Later that year we received word that we would be attending a sniper school put on by the United States Marshals Service’s Special Operations Group. I had received the equipment list and agenda for the school and I met with the other Lafourche snipers to make preparations. One sentence on the sheet immediately caught our attention: “No pinch bags.” After our “huh?” moment, we began training without pinch bags so we would be better prepared for the school. According to my sniper log, Dec. 5, 1999 was the last time I trained with a pinch bag.
At the SOG school, Instructor Mike Cameron showed us the prone shooting position he uses and taught us his technique for shooting without a pinch bag, which involves using your offhand to support the butt of the rifle. Your wrist offers bone support and the “V” formed by your thumb and index finger support the butt of the rifle.
Before long, we were “driving tacks” without pinch bags and we were true believers. Having been permanently weaned off of this unnecessary and limiting piece of equipment, we quit carrying pinch bags altogether. Our training and self-confidence had been elevated to a new level and we owed a great debt of gratitude to Mike Cameron.

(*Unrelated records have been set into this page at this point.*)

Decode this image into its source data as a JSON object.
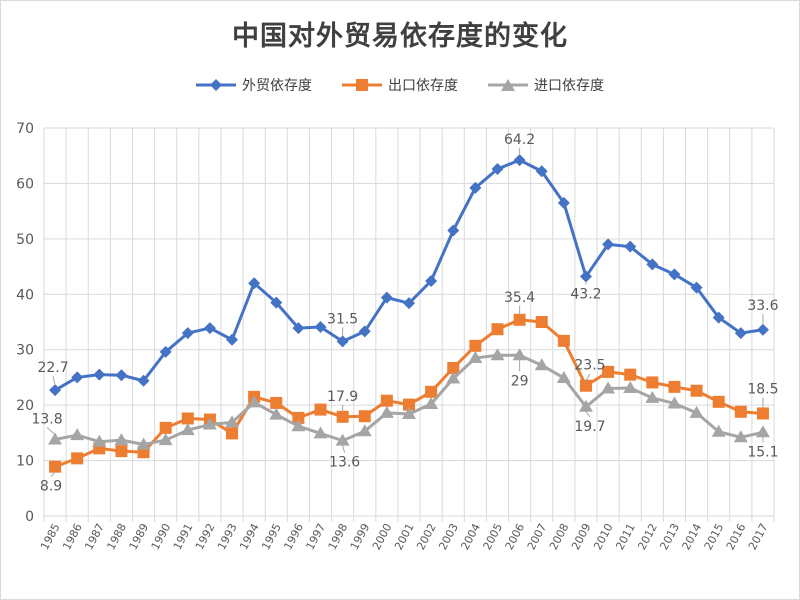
{
  "colors": {
    "series": [
      "#4472c4",
      "#ed7d31",
      "#a5a5a5"
    ],
    "grid": "#d9d9d9",
    "axis_text": "#595959",
    "label_text": "#595959"
  },
  "chart_data": {
    "type": "line",
    "title": "中国对外贸易依存度的变化",
    "xlabel": "",
    "ylabel": "",
    "ylim": [
      0,
      70
    ],
    "yticks": [
      0,
      10,
      20,
      30,
      40,
      50,
      60,
      70
    ],
    "grid": "vertical-and-horizontal",
    "legend_position": "top",
    "x": [
      "1985",
      "1986",
      "1987",
      "1988",
      "1989",
      "1990",
      "1991",
      "1992",
      "1993",
      "1994",
      "1995",
      "1996",
      "1997",
      "1998",
      "1999",
      "2000",
      "2001",
      "2002",
      "2003",
      "2004",
      "2005",
      "2006",
      "2007",
      "2008",
      "2009",
      "2010",
      "2011",
      "2012",
      "2013",
      "2014",
      "2015",
      "2016",
      "2017"
    ],
    "series": [
      {
        "name": "外贸依存度",
        "marker": "diamond",
        "values": [
          22.7,
          25.0,
          25.5,
          25.4,
          24.4,
          29.6,
          33.0,
          33.9,
          31.8,
          42.0,
          38.5,
          33.9,
          34.1,
          31.5,
          33.3,
          39.4,
          38.4,
          42.4,
          51.5,
          59.2,
          62.6,
          64.2,
          62.2,
          56.5,
          43.2,
          49.0,
          48.6,
          45.4,
          43.6,
          41.2,
          35.8,
          33.0,
          33.6
        ],
        "labels": [
          {
            "x": "1985",
            "text": "22.7"
          },
          {
            "x": "1998",
            "text": "31.5"
          },
          {
            "x": "2006",
            "text": "64.2"
          },
          {
            "x": "2009",
            "text": "43.2"
          },
          {
            "x": "2017",
            "text": "33.6"
          }
        ]
      },
      {
        "name": "出口依存度",
        "marker": "square",
        "values": [
          8.9,
          10.4,
          12.2,
          11.7,
          11.5,
          15.9,
          17.6,
          17.4,
          14.9,
          21.5,
          20.4,
          17.7,
          19.2,
          17.9,
          18.0,
          20.8,
          20.1,
          22.4,
          26.7,
          30.7,
          33.7,
          35.4,
          35.0,
          31.6,
          23.5,
          26.0,
          25.5,
          24.1,
          23.3,
          22.6,
          20.6,
          18.8,
          18.5
        ],
        "labels": [
          {
            "x": "1985",
            "text": "8.9"
          },
          {
            "x": "1998",
            "text": "17.9"
          },
          {
            "x": "2006",
            "text": "35.4"
          },
          {
            "x": "2009",
            "text": "23.5"
          },
          {
            "x": "2017",
            "text": "18.5"
          }
        ]
      },
      {
        "name": "进口依存度",
        "marker": "triangle",
        "values": [
          13.8,
          14.6,
          13.4,
          13.7,
          12.9,
          13.7,
          15.5,
          16.5,
          16.9,
          20.5,
          18.3,
          16.2,
          14.9,
          13.6,
          15.3,
          18.6,
          18.4,
          20.2,
          24.8,
          28.5,
          29.0,
          29.0,
          27.2,
          24.9,
          19.7,
          23.0,
          23.1,
          21.3,
          20.3,
          18.6,
          15.2,
          14.2,
          15.1
        ],
        "labels": [
          {
            "x": "1985",
            "text": "13.8"
          },
          {
            "x": "1998",
            "text": "13.6"
          },
          {
            "x": "2006",
            "text": "29"
          },
          {
            "x": "2009",
            "text": "19.7"
          },
          {
            "x": "2017",
            "text": "15.1"
          }
        ]
      }
    ]
  }
}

Whether a veteran sniper or beginner, if you use a pinch bag, consider weaning yourself off of it. Once you become as proficient without it as you were with it, your confidence will soar. In sniper work, confidence in yourself and your equipment is immeasurable.
You will enjoy a number of benefits. You will no longer have to lug it around from place to place on callouts and from one shooting station to another during training or competition. You will never again worry about what would happen should you forget it or lose it during a callout. Lastly, but most importantly, it will decrease the time it takes for you to set up to take a shot. When you are in the business of saving lives, you know every split second counts. This alone should motivate you to wean yourself off of the pinch bag.
All in all, you will be a better sniper for having done it. Like Mike Cameron, we should all make it our unrelenting goal to continually challenge ourselves and to improve in every way possible. “My name is BJ Bourg and I am a sniper. I am 13 years, four months, and seven days pinch bag free.”